I have tried using this:
figure(2)
U=repmat(omega2,1,numel(omega2));
[X,Y]=meshgrid(linspace(a,b,numel(omega2)),linspace(c,d,numel(omega2)));
surf(X,Y,U')
but I don't think it's right.
Star Strider
on 18 Mar 2023
I do not believe it is either.
The lengths of the vectors need to match the appropriate dimensions of ‘omega2’ so that everything works.
My previous Comment is my best effort to solve that problem. I cannot devise any other way of doing it.
.
Alexandra Roxana
on 18 Mar 2023
Thank you very much for all your help! I will try to make it work if I try to change the domain values.
Star Strider
on 18 Mar 2023
As always, my pleasure!
I am not able to devise a method that willl always produce the ‘correct’ independent variable matrices that match an arbitrary-length vector.

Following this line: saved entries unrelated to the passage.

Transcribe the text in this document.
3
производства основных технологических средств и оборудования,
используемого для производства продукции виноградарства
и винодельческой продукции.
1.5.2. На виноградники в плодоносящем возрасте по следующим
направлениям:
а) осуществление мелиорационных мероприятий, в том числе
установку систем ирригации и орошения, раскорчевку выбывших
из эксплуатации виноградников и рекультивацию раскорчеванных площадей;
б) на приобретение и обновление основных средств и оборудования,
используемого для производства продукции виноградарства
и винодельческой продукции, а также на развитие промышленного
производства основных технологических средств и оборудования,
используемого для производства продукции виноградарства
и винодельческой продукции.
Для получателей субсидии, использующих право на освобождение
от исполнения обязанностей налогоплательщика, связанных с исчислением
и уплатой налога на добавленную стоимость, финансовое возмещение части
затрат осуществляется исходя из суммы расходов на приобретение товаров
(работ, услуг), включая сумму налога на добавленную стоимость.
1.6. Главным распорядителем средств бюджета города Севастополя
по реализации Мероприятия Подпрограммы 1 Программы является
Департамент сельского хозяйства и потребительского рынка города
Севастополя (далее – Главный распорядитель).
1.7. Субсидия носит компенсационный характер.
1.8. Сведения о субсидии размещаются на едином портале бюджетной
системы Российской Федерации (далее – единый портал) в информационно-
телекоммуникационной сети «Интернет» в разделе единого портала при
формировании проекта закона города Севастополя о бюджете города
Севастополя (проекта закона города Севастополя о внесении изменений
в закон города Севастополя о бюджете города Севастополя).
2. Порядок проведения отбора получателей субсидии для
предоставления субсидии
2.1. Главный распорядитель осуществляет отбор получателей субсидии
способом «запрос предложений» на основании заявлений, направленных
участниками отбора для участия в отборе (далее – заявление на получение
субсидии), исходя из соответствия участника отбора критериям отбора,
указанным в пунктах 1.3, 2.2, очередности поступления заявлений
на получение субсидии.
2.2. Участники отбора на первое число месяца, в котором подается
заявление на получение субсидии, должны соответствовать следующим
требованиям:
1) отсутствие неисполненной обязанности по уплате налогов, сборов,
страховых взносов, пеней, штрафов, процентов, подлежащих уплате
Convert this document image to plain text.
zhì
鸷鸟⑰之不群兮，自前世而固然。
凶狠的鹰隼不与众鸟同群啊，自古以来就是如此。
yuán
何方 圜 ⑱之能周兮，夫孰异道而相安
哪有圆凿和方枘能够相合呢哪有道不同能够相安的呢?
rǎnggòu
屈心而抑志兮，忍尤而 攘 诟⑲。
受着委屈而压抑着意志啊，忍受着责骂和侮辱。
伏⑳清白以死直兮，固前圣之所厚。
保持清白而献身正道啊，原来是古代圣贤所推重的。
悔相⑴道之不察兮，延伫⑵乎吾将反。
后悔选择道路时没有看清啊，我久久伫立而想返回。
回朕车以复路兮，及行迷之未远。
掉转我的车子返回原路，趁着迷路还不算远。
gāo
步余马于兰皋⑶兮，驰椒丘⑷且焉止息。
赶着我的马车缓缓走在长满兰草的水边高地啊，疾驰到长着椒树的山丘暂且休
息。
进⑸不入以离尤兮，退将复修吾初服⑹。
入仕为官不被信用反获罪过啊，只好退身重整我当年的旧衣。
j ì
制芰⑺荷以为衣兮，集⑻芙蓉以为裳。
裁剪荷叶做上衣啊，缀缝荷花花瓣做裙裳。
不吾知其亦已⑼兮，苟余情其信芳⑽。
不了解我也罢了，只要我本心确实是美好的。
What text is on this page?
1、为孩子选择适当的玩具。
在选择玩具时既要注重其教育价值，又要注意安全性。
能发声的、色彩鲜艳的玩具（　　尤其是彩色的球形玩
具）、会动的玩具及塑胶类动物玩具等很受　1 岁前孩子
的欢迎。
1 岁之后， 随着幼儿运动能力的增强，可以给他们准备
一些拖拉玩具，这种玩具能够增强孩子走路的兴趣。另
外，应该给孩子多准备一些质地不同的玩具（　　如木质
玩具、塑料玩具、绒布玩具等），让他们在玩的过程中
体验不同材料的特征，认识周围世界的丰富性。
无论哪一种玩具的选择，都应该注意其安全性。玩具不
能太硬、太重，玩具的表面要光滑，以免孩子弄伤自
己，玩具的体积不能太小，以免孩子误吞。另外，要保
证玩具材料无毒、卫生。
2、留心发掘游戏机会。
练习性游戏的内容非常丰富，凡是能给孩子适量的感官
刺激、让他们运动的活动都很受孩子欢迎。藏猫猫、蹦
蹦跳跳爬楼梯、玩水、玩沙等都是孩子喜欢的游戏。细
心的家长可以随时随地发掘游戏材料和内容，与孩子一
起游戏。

Usually, the result is the other way round — create the independent variable matrices first, and then create the dependent variable array from them. It would be best if you could take that approach with your vector.
Alexandra Roxana
on 21 Mar 2023
I have managed to come with a different and shorter approach:
Omega2=zeros(NNAD,NNAB+2);
for i=2:NNAD-1
for j=2:NNAB+1
Omega2(i,j)=omega2((i-2)*NNAB+j-1);
end
end
figure(3)
[X,Y]=meshgrid([a:dxs:a+g (a+g)+dxf:dxf:b-g (b-g)+dxs:dxs:b],c:dy:d);
C = 1 + (X <= a+g-dxs | X >= b-g);
surf(X,Y,Omega2,C);
colormap([1 0 0; 0 0 1]);
Star Strider
on 21 Mar 2023
That appears to provide a much better solutiono to the plotting problem.
I am not certain where to put that code in the context of the earlier code, however I would like to do that to test it to see how it works and to see if I could improve its efficiency.
Alexandra Roxana
on 21 Mar 2023
Edited: Alexandra Roxana
on 21 Mar 2023
The vectors X and Y were built with the steps as in figure 1, Omega2 must have 0 on the first and last row, and the first and last column since the points on the first and last base on figure 1 are not taken into account.
Star Strider
on 21 Mar 2023
O.K. So If I understand correctly —
a=0;
b=4;
c=0;
d=6;
g=1;
dxs=0.2;
dxf=0.25;
dy=0.5;
NNAB=(2*g)/dxs+(b-a-2*g)/dxf-1;
NNAD=(d-c)/dy+1;
NTN=NNAD*NNAB;
sol=rand(3*NTN-4*NNAB,1);
omega2=sol(2*NTN-2*NNAB+1:3*NTN-4*NNAB);
Omega2=zeros(NNAD,NNAB+2);
for i=2:NNAD-1
for j=2:NNAB+1
Omega2(i,j)=omega2((i-2)*NNAB+j-1);
end
end
figure(3)
[X,Y]=meshgrid([a:dxs:a+g (a+g)+dxf:dxf:b-g (b-g)+dxs:dxs:b],c:dy:d);
C = 1 + (X <= a+g-dxs | X >= b-g);
surf(X,Y,Omega2,C);
colormap([1 0 0; 0 0 1]);
... and with that, I finally see the essence of what you are doing.
I appreciate the follow-up.
.
Alexandra Roxana
on 21 Mar 2023
No problem, it was because of your idea of creating a matrix for plotting that I could come to this.
Thank you for your patience and time!
Star Strider
on 21 Mar 2023
As always, my pleasure!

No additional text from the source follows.